The real problem of building a large habitat in orbit around Mercury, once the political decision had been made, was not in the basic work. A large slug could have been blown up into an empty shell years ago, if the miners had diverted the work force and slowed up deliveries to Earth. Even the shielding was pretty routine engineering. The difficulty was in getting the skilled environmentalists to shape the ecology within the shell, the life-support systems that would be reliable and pleasing. It was an art to make an inner surface look like the out of doors. The number of specialists was limited, and they were expensive, even if they could be convinced to come to Mercury for the long time needed to do the job right. I understood the bitterness of the Mercurians, and why Earth Authority was now applying money and personal pressures to gather the talent. Not everyone could be expected to come here because they thought it was the right thing to do; the problem had to be blitzed before it got completely out of hand, whatever the dangers. Nothing else was possible at this late date.
But a rushed approach to the interior work would risk repeating the failure of the first L-5 colony, which had become a barren cylinder of concrete townhouses—cramped, ugly, and inefficient. It was now an industrial warehouse. Only skilled workers could build an easily maintainable and improvable habitat, and these people were not to be had until the Asteroids had come to Mercury’s help. By providing the empty husk of the asteroid, and by forcing Earth to make good on an old promise, the Asteroids had confirmed a bond with Mercury. Building up the insides would still require a large force, but not as large as would have been needed to start from scratch. Ro and I belonged to the easily recruited, to those who would be trained on the job, not to the highly paid elite; only my association with Bernie gave me a bit of prestige.
I wondered about myself. Events not of my making had been the occasion for decisions I might never have thought of making. But now that I was seeing the life of Mercury close up, and feeling my own life in danger, I knew that the anger I had felt on Bernal was justified. It was not enough to know and understand; one had to act, especially when given the chance.
Svoboda surprised many of us. He could have left years ago, it seemed to us, and found a better position anywhere in Sunspace, but he was determined to make things better here. He made me feel the same way; after all, I was going to be here only a short time, so how could I do less? I think he noticed these feelings in many of us, despite the politics that had sent us here, and that helped.

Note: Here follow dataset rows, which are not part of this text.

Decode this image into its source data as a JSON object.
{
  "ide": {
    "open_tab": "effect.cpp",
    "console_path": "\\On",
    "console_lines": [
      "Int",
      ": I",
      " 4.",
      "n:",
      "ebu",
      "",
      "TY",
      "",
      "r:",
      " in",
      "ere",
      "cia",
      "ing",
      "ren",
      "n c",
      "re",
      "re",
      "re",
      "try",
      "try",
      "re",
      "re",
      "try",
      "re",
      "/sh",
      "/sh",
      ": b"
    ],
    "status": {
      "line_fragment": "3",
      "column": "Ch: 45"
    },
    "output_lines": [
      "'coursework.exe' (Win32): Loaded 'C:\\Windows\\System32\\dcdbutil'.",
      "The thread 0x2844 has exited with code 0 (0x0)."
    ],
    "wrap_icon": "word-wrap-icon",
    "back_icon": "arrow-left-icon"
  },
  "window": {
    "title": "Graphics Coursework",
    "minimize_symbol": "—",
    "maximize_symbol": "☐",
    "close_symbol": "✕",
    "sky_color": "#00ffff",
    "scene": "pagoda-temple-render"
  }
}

There wasn’t much to do while we waited for the asteroid. Svoboda gave us a tour of the underground town during the first few days.
There were three underground villages, covering some thirty square miles. Each had a large central meeting chamber, where people gathered to dance, sing, or watch programs from Earth. Solar activity made watching programs difficult at times, despite the relay satellites, even when both planets were on the same side of the Sun. The tunnels ran for hundreds of miles, and more were being cut as space was needed.

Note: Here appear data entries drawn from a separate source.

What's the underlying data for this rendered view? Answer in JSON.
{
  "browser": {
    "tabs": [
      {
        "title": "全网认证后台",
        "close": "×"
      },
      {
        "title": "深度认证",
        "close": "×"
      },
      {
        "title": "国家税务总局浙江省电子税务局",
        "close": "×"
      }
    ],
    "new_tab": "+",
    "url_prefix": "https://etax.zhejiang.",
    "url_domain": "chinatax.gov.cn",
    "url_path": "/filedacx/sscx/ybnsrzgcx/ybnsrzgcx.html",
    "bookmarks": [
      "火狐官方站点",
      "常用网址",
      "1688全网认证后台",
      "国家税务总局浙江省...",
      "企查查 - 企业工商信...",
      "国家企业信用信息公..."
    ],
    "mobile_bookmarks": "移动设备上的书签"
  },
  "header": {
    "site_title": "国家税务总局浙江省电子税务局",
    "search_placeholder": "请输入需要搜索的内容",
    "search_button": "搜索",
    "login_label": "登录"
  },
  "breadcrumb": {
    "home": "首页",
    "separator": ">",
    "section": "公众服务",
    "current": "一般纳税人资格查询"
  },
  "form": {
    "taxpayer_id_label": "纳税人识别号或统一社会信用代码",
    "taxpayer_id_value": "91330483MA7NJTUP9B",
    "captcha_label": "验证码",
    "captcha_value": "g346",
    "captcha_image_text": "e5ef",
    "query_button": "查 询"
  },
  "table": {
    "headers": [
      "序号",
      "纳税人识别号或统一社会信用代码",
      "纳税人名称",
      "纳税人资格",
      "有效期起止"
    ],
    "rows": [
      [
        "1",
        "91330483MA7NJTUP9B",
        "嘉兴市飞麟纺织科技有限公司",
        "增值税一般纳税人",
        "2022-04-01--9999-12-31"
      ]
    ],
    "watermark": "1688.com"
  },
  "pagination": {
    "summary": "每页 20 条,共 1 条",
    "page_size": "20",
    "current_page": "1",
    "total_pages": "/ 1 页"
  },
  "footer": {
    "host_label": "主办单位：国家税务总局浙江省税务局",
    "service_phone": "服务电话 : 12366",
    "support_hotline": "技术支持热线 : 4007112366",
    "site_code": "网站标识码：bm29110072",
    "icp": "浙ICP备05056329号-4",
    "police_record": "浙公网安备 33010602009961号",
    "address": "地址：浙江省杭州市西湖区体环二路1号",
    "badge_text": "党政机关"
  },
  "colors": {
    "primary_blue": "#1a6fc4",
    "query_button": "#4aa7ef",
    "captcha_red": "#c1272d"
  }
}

“I want you all to be very careful,” Svoboda said toward the end of his tour. “If anyone is injured severely, or develops a major disease, we can’t put you in suspended animation—we just don’t have the equipment to hold life. If we can’t treat it, you die.”
We were all a bit shocked at this. He might just as well have told us that there weren’t any first-aid kits, or that we could die of a simple infection.